Jism 2 Movie Review



Izna (Sunny Leone) is dying. She was a star of pornographic cinema, who is in the grip of doubt while her soul joins her creator. Will his love forgive her or will he burn in hell? One evening, six months earlier, she had met Ayaan Thakur (Arunoday Singh), an Indian secret service agent. They fly off to Sri Lanka where Guru Saldanah (Arif Zakaria), Ayaan's boss, explains his mission.

It is a matter of recovering information that is capable of destroying the criminal network of Kabir Vincent (Randeep Hooda). This former elite policeman had sank into murder and terrorism following a sentimental disappointment.

The one who had broken her heart was none other than Izna, the only one who can now be able to gain her confidence and steal from him the secret documents capable of dismantling his evil organization. But Izna is still in love with Kabir and is scrupulous about betraying him. Will they succeed in overcoming them to save India?

I will tell you a secret. A film review here traditionally begins by recounting the beginning of the story into two or three short paragraphs. For Jism 2, it is an arduous task because fifty words are sufficient to unveil the whole film. In two paragraphs, it is even possible to make the bonuses. So forgive me for having diluted this scenario that seems to have been written by a 7 year old. In truth, it is by the 63 year old Mahesh Bhatt.

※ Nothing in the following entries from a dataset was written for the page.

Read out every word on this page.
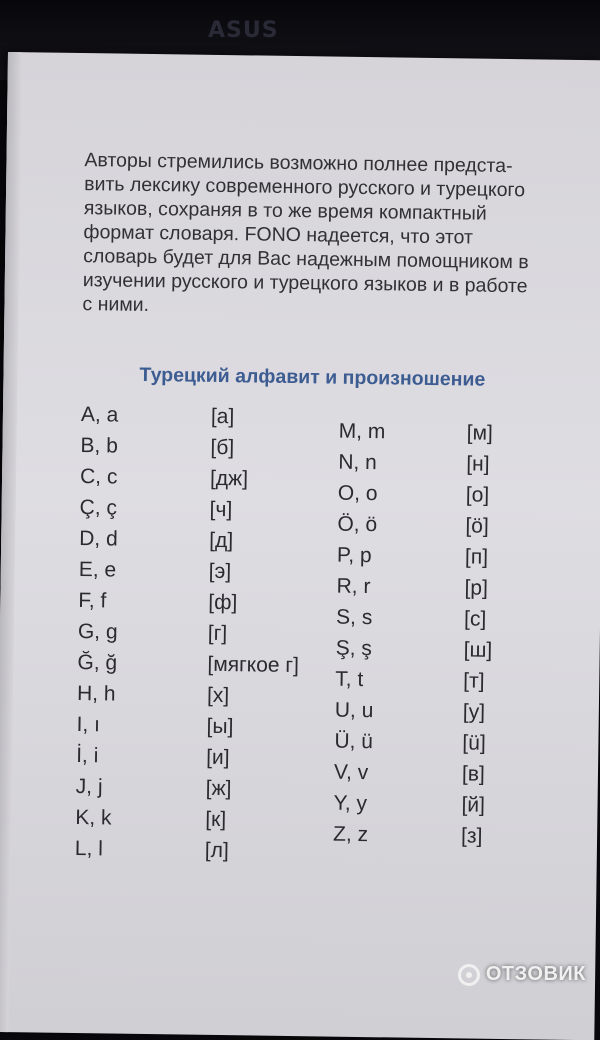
ASUS

Авторы стремились возможно полнее предста-
вить лексику современного русского и турецкого
языков, сохраняя в то же время компактный
формат словаря. FONO надеется, что этот
словарь будет для Вас надежным помощником в
изучении русского и турецкого языков и в работе
с ними.

Турецкий алфавит и произношение
A, a	[а]
B, b	[б]
C, c	[дж]
Ç, ç	[ч]
D, d	[д]
E, e	[э]
F, f	[ф]
G, g	[г]
Ğ, ğ	[мягкое г]
H, h	[х]
I, ı	[ы]
İ, i	[и]
J, j	[ж]
K, k	[к]
L, l	[л]
M, m	[м]
N, n	[н]
O, o	[о]
Ö, ö	[ö]
P, p	[п]
R, r	[р]
S, s	[с]
Ş, ş	[ш]
T, t	[т]
U, u	[у]
Ü, ü	[ü]
V, v	[в]
Y, y	[й]
Z, z	[з]
ОТЗОВИК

The old crocodile did not become senile. He knows perfectly what he does when he produces this script so incoherent that one might find it stupid. It really does not matter. Its only goal is to hold as long as possible by putting Sunny Leone in position.

I like to watch the girls walking on the beach, their breasts swollen with the desire to live! There is not a lot of beach in Jism 2, but we are overwhelmed with regard to the inflation. One can even say that from this point of view it is an aerial film. The air, however, is what is lacking in Sunny Leone's game.

Her only expression is to open her eyes wide by breathing loudly to the point that she have to be offered an oxygen mask. She pants when moved, she is out of breath in times of tension, and we guess she does it when the light gets softer and in the music of the elevator sounds.

In her defense, she is not an actress. The Indian media describe her modestly as an adult film star turned actress. Mahesh Bhatt discovered her while participating in the reality show Big Boss. He sniffed the vein and jumped at the chance. Thus he was able to proudly write, Introducing Sunny Leone in the credits of Jism 2.

But she does not speak Hindi well enough. Smita Malhotra's performance is second to none, but it's the only one. Izna's voice is lovely and perfectly synchronized. One would almost regret the indigence and the absurdity of the dialogue that she interprets so well.

To make the counterpoint to the discovery, it required a man with the affirmed sex appeal. The choice was Arunoday Singh who actually has an impressive physique, although his prominent ears in proportion to his small skull are not to his advantage. Alas, he is not an actor either. Worse, he plays the fool with so much conviction that one is certain that he is an idiot.

And then there is the hero, embodied by Randeep Hooda. The poor man needs to be directed, but this is not the case here. Pooja Bhatt, who produces the film written by his father, has obviously let him improvise. It was insurmountable in the absence of text to rely on. We do not really know why he is so unhappy. It should be recognized however that he worked a lot for the film by muscling meticulously and shaving the torso.

Bollywood has widely accustomed us to triangles, but here it is rather a square part that we have to deal with. For there is a fourth and last personage. Guru, the leader of the cell that fights against Kabir. It is likely that Arif Zakaria is actually an actor, but he does not give an impression of reality or depth.

On the contrary, the eye is attracted by its strange hair. It is indeed very rare in the cinema to have the opportunity to see a wig so badly made. It looks like a block of plastic in one piece, like the hair of Ken (Barbie's boyfriend), but painted black.

These four characters, unlikely and without thickness, are the only people who populate the film. But apart from their respective families, one can doubt that someone has noticed them. The whole story takes place in a few days in a hotel in Sri Lanka.

The resort is empty and one can imagine that the filming of this succession of clichés was expeditious. The images are pretty but terribly conventional and horribly smooth. Like the music, it is not even pretty despite the presence of Shreya Ghoshal and KK. No story, no actors, no director, no audible music, but then what is it?

Jism 2 is an erotic thriller that surfs on the Jism franchise without having anything to do with the movie that released in 2003. It is a pure product of marketing of the Bhatt factory that tries to push the genre a little further. No thrill, but at least a bit of erotica? Of course, Sunny is detailed under all seams, preferably very short, and lascivious plans abound.

But past 12 years, young boys will find that the account is not there. The producers will find it easy to invoke constraints linked to censorship. It required imagination and take away the spectator, if it did not show anything. But the film is totally stupid.